While this helps exporters, a weaker yuan could also encourage an outflow of capital from the world's second-largest economy. This would increase borrowing costs at a time when communist leaders are trying to support sluggish growth.

The central bank is trying to make its exchange rate mechanism more efficient by strengthening the role of market forces.

The People's Bank of China sets the exchange rate every morning and allows it to fluctuate by 2% against the dollar during the day in tightly controlled exchanges.
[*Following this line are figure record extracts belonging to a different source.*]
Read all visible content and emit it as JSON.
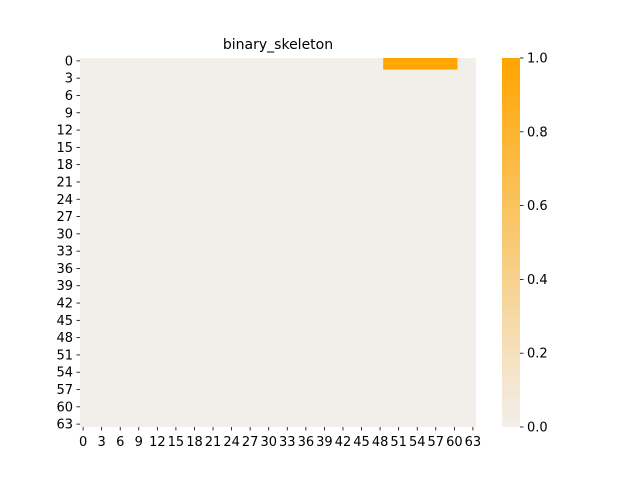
{
  "chart_data": {
    "type": "heatmap",
    "title": "binary_skeleton",
    "xlabel": "",
    "ylabel": "",
    "n_rows": 64,
    "n_cols": 64,
    "x_tick_labels": [
      "0",
      "3",
      "6",
      "9",
      "12",
      "15",
      "18",
      "21",
      "24",
      "27",
      "30",
      "33",
      "36",
      "39",
      "42",
      "45",
      "48",
      "51",
      "54",
      "57",
      "60",
      "63"
    ],
    "y_tick_labels": [
      "0",
      "3",
      "6",
      "9",
      "12",
      "15",
      "18",
      "21",
      "24",
      "27",
      "30",
      "33",
      "36",
      "39",
      "42",
      "45",
      "48",
      "51",
      "54",
      "57",
      "60",
      "63"
    ],
    "value_range": [
      0,
      1
    ],
    "background_value": 0,
    "active_cells": [
      {
        "row": 0,
        "cols": [
          49,
          60
        ],
        "value": 1
      },
      {
        "row": 1,
        "cols": [
          49,
          60
        ],
        "value": 1
      }
    ],
    "colorbar": {
      "ticks": [
        "0.0",
        "0.2",
        "0.4",
        "0.6",
        "0.8",
        "1.0"
      ],
      "tick_values": [
        0,
        0.2,
        0.4,
        0.6,
        0.8,
        1.0
      ],
      "color_low": "#f2efeb",
      "color_high": "#ffa500"
    },
    "grid": false,
    "legend": "colorbar-right"
  }
}
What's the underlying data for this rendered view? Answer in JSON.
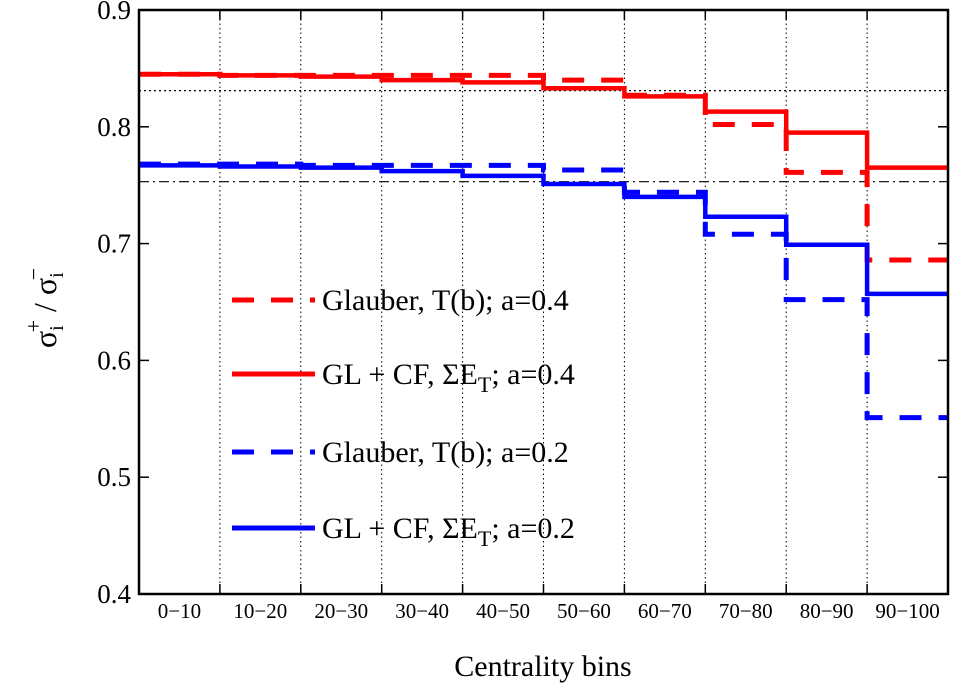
{
  "chart_data": {
    "type": "line",
    "title": "",
    "xlabel": "Centrality bins",
    "ylabel_parts": {
      "symbol": "σ",
      "sup1": "+",
      "sub1": "i",
      "slash": " / ",
      "sup2": "−",
      "sub2": "i"
    },
    "ylim": [
      0.4,
      0.9
    ],
    "xlim": [
      0,
      10
    ],
    "yticks": [
      0.4,
      0.5,
      0.6,
      0.7,
      0.8,
      0.9
    ],
    "ytick_labels": [
      "0.4",
      "0.5",
      "0.6",
      "0.7",
      "0.8",
      "0.9"
    ],
    "categories": [
      "0−10",
      "10−20",
      "20−30",
      "30−40",
      "40−50",
      "50−60",
      "60−70",
      "70−80",
      "80−90",
      "90−100"
    ],
    "grid": "vertical dotted at bin edges",
    "reference_lines": [
      {
        "y": 0.831,
        "style": "dotted",
        "color": "#000000"
      },
      {
        "y": 0.753,
        "style": "dash-dot",
        "color": "#000000"
      }
    ],
    "series": [
      {
        "name": "Glauber, T(b); a=0.4",
        "style": "dashed",
        "color": "#ff0000",
        "values": [
          0.845,
          0.844,
          0.844,
          0.844,
          0.844,
          0.84,
          0.827,
          0.802,
          0.761,
          0.686
        ]
      },
      {
        "name": "GL + CF, ΣE_T; a=0.4",
        "style": "solid",
        "color": "#ff0000",
        "values": [
          0.845,
          0.844,
          0.843,
          0.84,
          0.838,
          0.833,
          0.826,
          0.813,
          0.795,
          0.765
        ]
      },
      {
        "name": "Glauber, T(b); a=0.2",
        "style": "dashed",
        "color": "#0000ff",
        "values": [
          0.768,
          0.768,
          0.767,
          0.767,
          0.767,
          0.763,
          0.744,
          0.708,
          0.652,
          0.551
        ]
      },
      {
        "name": "GL + CF, ΣE_T; a=0.2",
        "style": "solid",
        "color": "#0000ff",
        "values": [
          0.767,
          0.766,
          0.765,
          0.762,
          0.758,
          0.751,
          0.74,
          0.723,
          0.699,
          0.657
        ]
      }
    ],
    "legend": {
      "placement": "lower-left",
      "entries": [
        {
          "series": 0,
          "text": "Glauber, T(b); a=0.4"
        },
        {
          "series": 1,
          "text_main": "GL + CF, ΣE",
          "text_sub": "T",
          "text_tail": "; a=0.4"
        },
        {
          "series": 2,
          "text": "Glauber, T(b); a=0.2"
        },
        {
          "series": 3,
          "text_main": "GL + CF, ΣE",
          "text_sub": "T",
          "text_tail": "; a=0.2"
        }
      ]
    }
  }
}
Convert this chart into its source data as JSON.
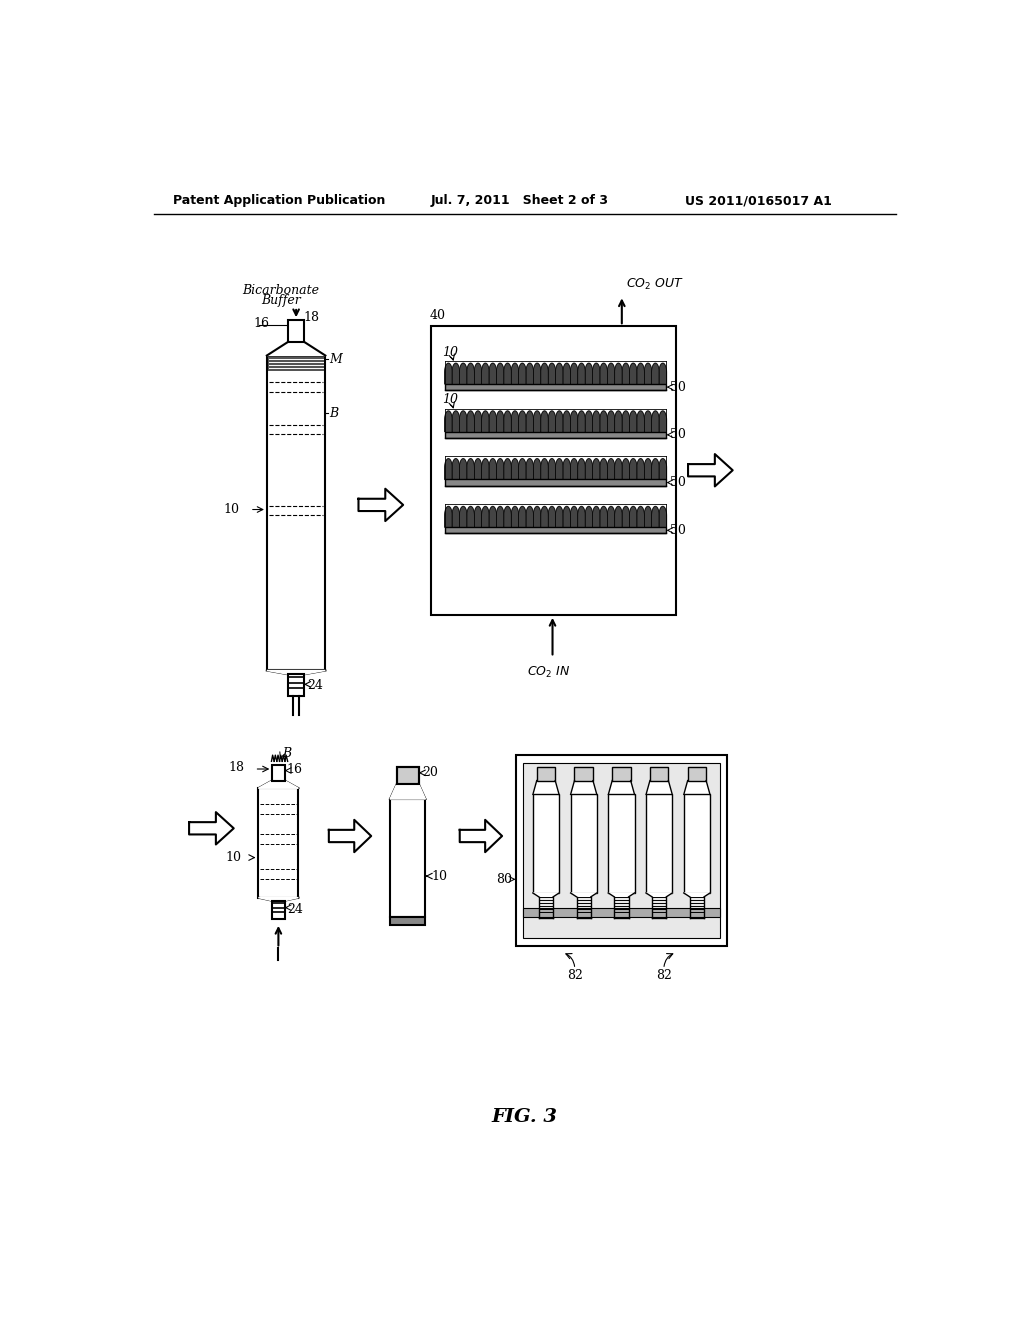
{
  "header_left": "Patent Application Publication",
  "header_mid": "Jul. 7, 2011   Sheet 2 of 3",
  "header_right": "US 2011/0165017 A1",
  "fig_label": "FIG. 3",
  "bg_color": "#ffffff",
  "line_color": "#000000"
}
The bank can intervene to buy or sell currencies – or order Chinese banks to do so – to curb price fluctuations.


Most analysts expect the central bank to prevent the yuan from crossing the sensitive line of seven for a politically sensitive dollar.

Letting it fall too far "would risk Trump considering China as a currency handler," said Diana Choyleva, of Enodo Economics, in a report.

But some say that the central bank, convinced of being able to control all the side effects, could allow the market to gradually lower the yuan.

"Beijing's exchange rate policy calculation should change" if Trump and his Chinese counterpart, Xi Jinping, make no progress at a possible meeting at the top 20 economies of the top 20 economies said Julian Evans-Pritchard and Mark Williams of Capital Economics in a report.

The central bank attempted, in August, to discourage speculation by requiring traders to deposit deposits for contracts to buy or sell yuan. This allows the exchanges to continue, but increases the costs.

Beijing imposed similar controls in October 2015 after a change in the currency mechanism prompted markets to bet the yuan would fall. The currency temporarily stabilized but fell the following year.